KiwiBuild’s spending fails the common sense test

It is becoming increasingly confusing to figure out the level of rigour being applied by KiwiBuild officials before Phil Twyford gets out his chequebook, National’s Housing spokesperson Judith Collins says.

“The Minister of Housing and Urban Development has already spent $660 million taxpayer dollars on buying and underwriting KiwiBuild homes, and I’m very concerned about how much meaningful change his spending is actually having on the housing market.

“The Minister has said housing developments must satisfy an ‘additionality test’ in order to get a KiwiBuild subsidy. The idea is that the taxpayer cash injection will either speed up the delivery of those developments or see them redesigned to include more affordable houses.

“But when KiwiBuild swooped in to buy the 19-house Mason Square development in Otahuhu, all of those houses were already well under construction and 10 of them had already been completed.

“How can houses be redesigned or completed faster when they’ve already been completed?

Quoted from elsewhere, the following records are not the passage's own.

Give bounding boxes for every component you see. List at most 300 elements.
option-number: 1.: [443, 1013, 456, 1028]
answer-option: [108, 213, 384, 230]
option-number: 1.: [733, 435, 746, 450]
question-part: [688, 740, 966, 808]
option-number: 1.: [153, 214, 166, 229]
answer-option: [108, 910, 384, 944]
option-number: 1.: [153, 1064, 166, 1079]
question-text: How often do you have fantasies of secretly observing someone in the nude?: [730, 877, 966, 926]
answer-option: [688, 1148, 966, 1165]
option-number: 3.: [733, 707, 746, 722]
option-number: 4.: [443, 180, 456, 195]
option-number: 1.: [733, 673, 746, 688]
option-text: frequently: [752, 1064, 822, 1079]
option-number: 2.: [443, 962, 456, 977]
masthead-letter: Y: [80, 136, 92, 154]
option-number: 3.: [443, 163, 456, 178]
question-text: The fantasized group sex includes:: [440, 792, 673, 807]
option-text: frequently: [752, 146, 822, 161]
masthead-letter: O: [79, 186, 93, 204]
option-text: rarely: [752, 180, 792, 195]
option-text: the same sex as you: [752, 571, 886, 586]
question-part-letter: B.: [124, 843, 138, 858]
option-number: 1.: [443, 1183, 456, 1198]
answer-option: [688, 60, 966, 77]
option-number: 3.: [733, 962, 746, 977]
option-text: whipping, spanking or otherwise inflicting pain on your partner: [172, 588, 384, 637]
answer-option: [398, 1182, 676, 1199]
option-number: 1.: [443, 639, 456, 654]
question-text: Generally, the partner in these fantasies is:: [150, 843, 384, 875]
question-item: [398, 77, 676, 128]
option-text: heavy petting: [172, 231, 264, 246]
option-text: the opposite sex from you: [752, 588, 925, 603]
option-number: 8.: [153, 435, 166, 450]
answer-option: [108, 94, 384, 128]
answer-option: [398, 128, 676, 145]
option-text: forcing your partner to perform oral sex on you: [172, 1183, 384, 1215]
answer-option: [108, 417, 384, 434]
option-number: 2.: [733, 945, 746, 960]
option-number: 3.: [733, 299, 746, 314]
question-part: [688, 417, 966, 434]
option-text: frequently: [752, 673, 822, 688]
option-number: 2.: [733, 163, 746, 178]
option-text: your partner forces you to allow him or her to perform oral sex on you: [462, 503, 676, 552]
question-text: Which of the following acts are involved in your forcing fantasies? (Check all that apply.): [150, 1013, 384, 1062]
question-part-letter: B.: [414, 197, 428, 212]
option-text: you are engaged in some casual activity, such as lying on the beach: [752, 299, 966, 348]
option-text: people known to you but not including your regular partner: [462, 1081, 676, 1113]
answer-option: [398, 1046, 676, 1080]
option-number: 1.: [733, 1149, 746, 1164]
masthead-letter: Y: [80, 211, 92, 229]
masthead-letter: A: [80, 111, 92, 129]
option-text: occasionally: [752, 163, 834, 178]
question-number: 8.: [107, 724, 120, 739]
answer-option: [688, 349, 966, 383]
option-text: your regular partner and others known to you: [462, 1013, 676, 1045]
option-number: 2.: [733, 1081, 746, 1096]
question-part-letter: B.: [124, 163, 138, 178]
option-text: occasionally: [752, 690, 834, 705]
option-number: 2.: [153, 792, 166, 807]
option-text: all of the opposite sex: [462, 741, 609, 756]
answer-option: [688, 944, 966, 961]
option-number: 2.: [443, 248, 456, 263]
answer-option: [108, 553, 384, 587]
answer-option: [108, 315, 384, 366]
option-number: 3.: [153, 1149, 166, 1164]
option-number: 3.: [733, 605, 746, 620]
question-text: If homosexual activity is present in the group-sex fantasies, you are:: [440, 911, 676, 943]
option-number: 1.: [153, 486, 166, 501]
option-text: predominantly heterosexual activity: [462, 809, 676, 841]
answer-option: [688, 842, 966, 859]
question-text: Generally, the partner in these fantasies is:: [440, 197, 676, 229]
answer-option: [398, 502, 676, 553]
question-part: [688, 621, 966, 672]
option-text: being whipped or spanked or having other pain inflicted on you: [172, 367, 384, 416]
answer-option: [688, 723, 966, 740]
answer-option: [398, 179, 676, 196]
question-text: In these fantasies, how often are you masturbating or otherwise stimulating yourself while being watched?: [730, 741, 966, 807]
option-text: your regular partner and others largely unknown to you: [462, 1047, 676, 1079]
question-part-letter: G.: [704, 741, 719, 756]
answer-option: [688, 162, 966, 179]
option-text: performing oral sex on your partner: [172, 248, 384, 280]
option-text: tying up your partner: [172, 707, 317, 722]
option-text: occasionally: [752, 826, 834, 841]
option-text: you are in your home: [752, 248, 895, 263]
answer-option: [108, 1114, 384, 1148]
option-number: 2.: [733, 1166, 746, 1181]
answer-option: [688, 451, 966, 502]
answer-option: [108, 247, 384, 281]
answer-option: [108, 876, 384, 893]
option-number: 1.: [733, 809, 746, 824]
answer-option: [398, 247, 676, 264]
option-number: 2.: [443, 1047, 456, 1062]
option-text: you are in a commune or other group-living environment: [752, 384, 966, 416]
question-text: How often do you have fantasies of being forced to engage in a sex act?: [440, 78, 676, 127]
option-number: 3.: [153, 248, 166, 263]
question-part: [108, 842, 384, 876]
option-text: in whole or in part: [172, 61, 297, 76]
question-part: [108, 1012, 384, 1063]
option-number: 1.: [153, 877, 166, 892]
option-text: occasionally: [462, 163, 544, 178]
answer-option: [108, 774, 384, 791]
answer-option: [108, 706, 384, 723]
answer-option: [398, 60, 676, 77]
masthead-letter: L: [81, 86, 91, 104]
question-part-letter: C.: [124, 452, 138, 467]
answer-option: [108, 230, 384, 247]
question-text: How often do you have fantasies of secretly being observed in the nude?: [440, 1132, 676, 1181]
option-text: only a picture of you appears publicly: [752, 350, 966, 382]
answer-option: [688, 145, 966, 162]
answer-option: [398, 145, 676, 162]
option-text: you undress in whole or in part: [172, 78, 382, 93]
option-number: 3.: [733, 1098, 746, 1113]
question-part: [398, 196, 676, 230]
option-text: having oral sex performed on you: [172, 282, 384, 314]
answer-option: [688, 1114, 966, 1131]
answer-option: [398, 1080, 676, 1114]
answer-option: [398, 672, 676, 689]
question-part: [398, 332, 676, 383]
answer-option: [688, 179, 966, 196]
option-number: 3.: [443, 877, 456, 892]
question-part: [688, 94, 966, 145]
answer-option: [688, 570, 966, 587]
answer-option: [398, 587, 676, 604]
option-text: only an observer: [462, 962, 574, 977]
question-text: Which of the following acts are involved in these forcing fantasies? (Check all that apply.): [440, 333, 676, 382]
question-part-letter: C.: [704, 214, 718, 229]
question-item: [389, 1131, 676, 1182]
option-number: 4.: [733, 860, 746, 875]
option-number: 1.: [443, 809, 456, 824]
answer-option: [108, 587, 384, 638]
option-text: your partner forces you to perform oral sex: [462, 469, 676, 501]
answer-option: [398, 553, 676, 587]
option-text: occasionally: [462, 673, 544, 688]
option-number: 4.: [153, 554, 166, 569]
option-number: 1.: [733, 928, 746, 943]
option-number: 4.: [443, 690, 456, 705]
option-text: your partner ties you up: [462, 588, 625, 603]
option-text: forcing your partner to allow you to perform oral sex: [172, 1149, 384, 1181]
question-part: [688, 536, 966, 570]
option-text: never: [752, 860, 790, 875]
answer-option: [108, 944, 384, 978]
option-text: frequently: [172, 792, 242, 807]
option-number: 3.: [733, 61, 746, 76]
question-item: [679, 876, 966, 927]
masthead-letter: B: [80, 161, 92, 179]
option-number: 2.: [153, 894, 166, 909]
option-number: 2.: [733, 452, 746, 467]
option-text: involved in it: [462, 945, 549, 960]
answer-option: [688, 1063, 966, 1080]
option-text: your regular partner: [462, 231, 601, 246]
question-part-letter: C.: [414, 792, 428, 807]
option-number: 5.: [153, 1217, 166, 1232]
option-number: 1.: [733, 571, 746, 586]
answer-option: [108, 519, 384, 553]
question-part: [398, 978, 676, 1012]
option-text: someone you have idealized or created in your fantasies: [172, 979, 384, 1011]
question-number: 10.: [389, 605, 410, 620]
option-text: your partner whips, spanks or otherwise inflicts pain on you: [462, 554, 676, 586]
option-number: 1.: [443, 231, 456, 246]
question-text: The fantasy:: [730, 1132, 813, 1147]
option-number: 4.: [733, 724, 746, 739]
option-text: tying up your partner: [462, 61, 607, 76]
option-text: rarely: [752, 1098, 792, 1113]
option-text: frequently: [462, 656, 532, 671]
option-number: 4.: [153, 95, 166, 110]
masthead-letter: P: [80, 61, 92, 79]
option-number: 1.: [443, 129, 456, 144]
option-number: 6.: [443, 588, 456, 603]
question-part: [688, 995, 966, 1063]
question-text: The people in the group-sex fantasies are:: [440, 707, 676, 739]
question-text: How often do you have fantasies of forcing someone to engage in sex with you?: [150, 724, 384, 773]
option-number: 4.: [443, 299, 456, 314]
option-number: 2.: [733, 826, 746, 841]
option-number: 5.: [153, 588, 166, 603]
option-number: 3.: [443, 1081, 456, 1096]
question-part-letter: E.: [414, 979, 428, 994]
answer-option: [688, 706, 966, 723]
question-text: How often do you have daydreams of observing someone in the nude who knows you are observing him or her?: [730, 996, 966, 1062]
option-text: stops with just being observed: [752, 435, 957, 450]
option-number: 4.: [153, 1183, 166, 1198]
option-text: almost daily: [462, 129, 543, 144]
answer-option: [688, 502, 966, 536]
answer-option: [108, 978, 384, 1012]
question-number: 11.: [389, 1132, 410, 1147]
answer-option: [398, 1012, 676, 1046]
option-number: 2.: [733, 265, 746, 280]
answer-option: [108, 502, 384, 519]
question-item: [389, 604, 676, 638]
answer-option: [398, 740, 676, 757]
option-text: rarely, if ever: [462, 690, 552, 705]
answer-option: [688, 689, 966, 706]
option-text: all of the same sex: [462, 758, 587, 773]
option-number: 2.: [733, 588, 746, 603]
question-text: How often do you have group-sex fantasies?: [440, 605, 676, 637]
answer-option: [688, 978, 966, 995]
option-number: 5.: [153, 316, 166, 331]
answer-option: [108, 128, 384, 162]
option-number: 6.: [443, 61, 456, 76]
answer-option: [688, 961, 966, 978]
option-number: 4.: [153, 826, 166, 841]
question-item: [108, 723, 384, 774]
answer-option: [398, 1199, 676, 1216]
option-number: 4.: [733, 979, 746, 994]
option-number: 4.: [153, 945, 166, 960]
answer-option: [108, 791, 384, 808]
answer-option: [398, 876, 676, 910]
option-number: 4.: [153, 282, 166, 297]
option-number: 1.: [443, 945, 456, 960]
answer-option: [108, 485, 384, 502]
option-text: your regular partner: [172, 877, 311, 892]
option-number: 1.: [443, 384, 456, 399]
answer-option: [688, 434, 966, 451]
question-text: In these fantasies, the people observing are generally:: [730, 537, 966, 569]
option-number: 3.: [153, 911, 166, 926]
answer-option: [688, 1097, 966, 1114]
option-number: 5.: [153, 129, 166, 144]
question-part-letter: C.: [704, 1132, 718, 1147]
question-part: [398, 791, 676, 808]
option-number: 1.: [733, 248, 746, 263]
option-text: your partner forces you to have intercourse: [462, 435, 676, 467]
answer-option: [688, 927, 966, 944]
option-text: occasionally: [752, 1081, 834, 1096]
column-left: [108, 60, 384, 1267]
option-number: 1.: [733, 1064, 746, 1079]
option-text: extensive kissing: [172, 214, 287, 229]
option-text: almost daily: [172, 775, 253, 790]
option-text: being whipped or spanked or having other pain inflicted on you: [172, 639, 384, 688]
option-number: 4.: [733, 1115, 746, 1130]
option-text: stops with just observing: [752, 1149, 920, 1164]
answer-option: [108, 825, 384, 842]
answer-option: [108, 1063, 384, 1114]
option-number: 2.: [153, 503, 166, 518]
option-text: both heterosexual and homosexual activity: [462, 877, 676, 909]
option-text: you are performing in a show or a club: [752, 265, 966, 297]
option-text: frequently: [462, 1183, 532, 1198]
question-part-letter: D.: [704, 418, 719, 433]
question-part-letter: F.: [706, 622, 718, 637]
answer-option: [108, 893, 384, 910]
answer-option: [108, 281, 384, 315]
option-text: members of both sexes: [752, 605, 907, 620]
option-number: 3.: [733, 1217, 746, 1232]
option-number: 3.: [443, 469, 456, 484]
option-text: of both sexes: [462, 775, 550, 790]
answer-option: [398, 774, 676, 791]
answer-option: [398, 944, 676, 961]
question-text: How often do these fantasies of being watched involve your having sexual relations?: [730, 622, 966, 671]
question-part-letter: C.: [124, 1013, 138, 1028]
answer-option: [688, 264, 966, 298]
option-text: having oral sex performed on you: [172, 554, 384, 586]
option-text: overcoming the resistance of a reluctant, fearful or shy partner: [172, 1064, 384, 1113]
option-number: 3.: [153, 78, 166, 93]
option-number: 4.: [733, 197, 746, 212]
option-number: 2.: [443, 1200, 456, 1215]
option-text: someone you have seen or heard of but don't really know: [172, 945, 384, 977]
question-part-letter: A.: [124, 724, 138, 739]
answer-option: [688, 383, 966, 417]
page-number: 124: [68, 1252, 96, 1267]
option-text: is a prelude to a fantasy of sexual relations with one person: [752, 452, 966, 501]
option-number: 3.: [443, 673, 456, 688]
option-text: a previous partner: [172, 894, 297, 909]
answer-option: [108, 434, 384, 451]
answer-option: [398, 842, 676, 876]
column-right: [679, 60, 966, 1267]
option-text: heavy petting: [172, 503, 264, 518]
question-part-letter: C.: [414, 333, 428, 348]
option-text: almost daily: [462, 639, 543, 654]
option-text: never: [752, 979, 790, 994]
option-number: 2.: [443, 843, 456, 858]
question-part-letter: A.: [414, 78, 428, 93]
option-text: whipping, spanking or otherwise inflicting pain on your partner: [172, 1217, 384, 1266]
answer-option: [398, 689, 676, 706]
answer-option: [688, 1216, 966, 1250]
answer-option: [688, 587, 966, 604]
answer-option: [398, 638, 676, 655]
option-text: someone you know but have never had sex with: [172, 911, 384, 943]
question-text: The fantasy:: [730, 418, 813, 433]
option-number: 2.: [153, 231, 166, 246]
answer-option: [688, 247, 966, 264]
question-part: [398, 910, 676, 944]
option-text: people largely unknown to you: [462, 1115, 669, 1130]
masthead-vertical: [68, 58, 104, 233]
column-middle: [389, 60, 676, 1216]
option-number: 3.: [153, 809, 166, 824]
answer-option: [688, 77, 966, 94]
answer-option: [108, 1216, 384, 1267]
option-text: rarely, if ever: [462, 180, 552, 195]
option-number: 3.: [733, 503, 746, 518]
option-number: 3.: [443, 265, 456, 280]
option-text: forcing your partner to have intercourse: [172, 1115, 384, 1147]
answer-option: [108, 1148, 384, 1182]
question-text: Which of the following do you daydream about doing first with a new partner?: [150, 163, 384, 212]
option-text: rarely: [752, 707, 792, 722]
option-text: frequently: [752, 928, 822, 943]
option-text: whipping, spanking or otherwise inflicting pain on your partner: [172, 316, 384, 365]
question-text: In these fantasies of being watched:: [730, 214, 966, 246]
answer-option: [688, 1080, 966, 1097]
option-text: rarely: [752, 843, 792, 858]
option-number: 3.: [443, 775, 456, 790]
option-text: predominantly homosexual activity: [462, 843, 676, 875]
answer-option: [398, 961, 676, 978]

“What’s more is the price of those homes didn’t drop a single cent from what they were being marketed at before KiwiBuild came calling – and only one of the houses offered for sale six months ago has actually sold.

“The Minister may well argue that buying the Otahuhu houses freed up the developer to get on with other things, but people can’t live inside good intentions, and the Otahuhu development looks like little more than a wasted subsidy at this point.”